The image shows a math exercise focusing on dividing fractions and converting mixed fractions into improper fractions. Here’s a step-by-step breakdown of how to approach this problem:

Problem Setup:

• You are asked to divide the fractions shown by converting mixed fractions into improper fractions first, and then proceeding with the division.

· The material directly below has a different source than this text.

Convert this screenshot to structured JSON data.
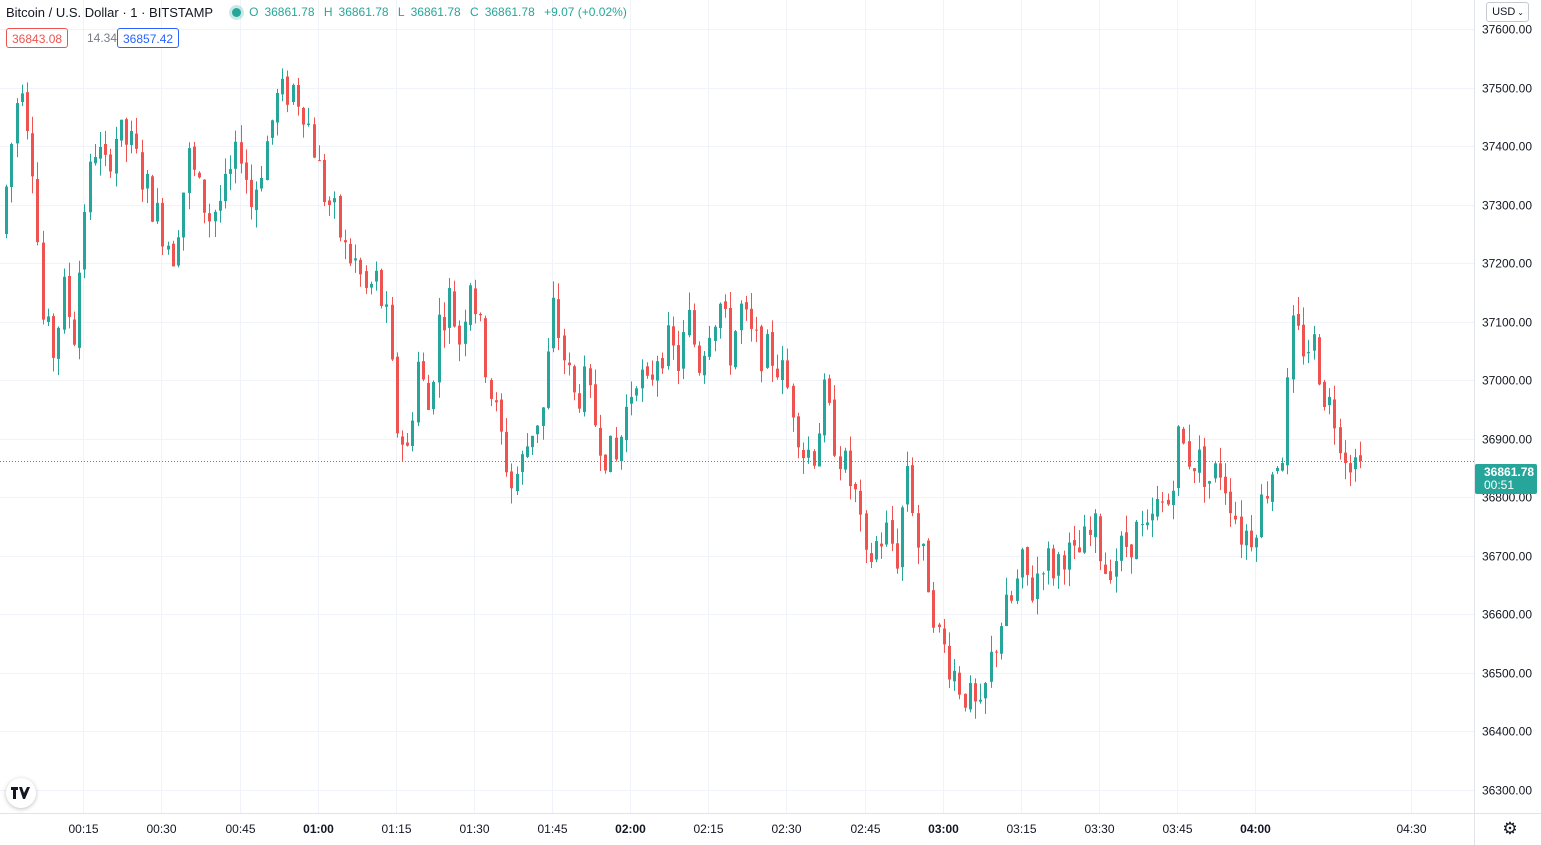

1. First Conversion (Mixed Fraction to Improper Fraction):

   • Mixed fractions should be converted to improper fractions.
   • The mixed fractions given are $1 \frac{5}{14}$ and $2 \frac{3}{7}$.
   • To convert a mixed fraction to an improper fraction, use the formula:
     $\text{Improper fraction} = \left( \text{Whole number} \times \text{Denominator} \right) + \text{Numerator}$

   For $1 \frac{5}{14}$: $\text{Improper fraction} = (1 \times 14) + 5 = 14 + 5 = \frac{19}{14}$

   For $2 \frac{3}{7}$: $\text{Improper fraction} = (2 \times 7) + 3 = 14 + 3 = \frac{17}{7}$

2. Division of Fractions:

   • Dividing fractions involves multiplying by the reciprocal of the divisor. This means that: $\frac{19}{14} \div \frac{17}{7} = \frac{19}{14} \times \frac{7}{17}$

3. Multiplication of Fractions:

   • Multiply the numerators together and the denominators together: $\frac{19}{14} \times \frac{7}{17} = \frac{19 \times 7}{14 \times 17} = \frac{133}{238}$

This is the simplified fraction that results from the division.

Would you like further details or have any questions? Here are 5 related questions:

1. How do you simplify fractions after multiplying?
2. What is the process for inverting a divisor in a division problem involving fractions?
3. Can mixed fractions always be converted to improper fractions before solving?
4. How can you check your solution after dividing fractions?
5. What strategies can help in multiplying fractions quickly?

Tip: Always remember to simplify your fractions if possible to get the simplest form of your answer.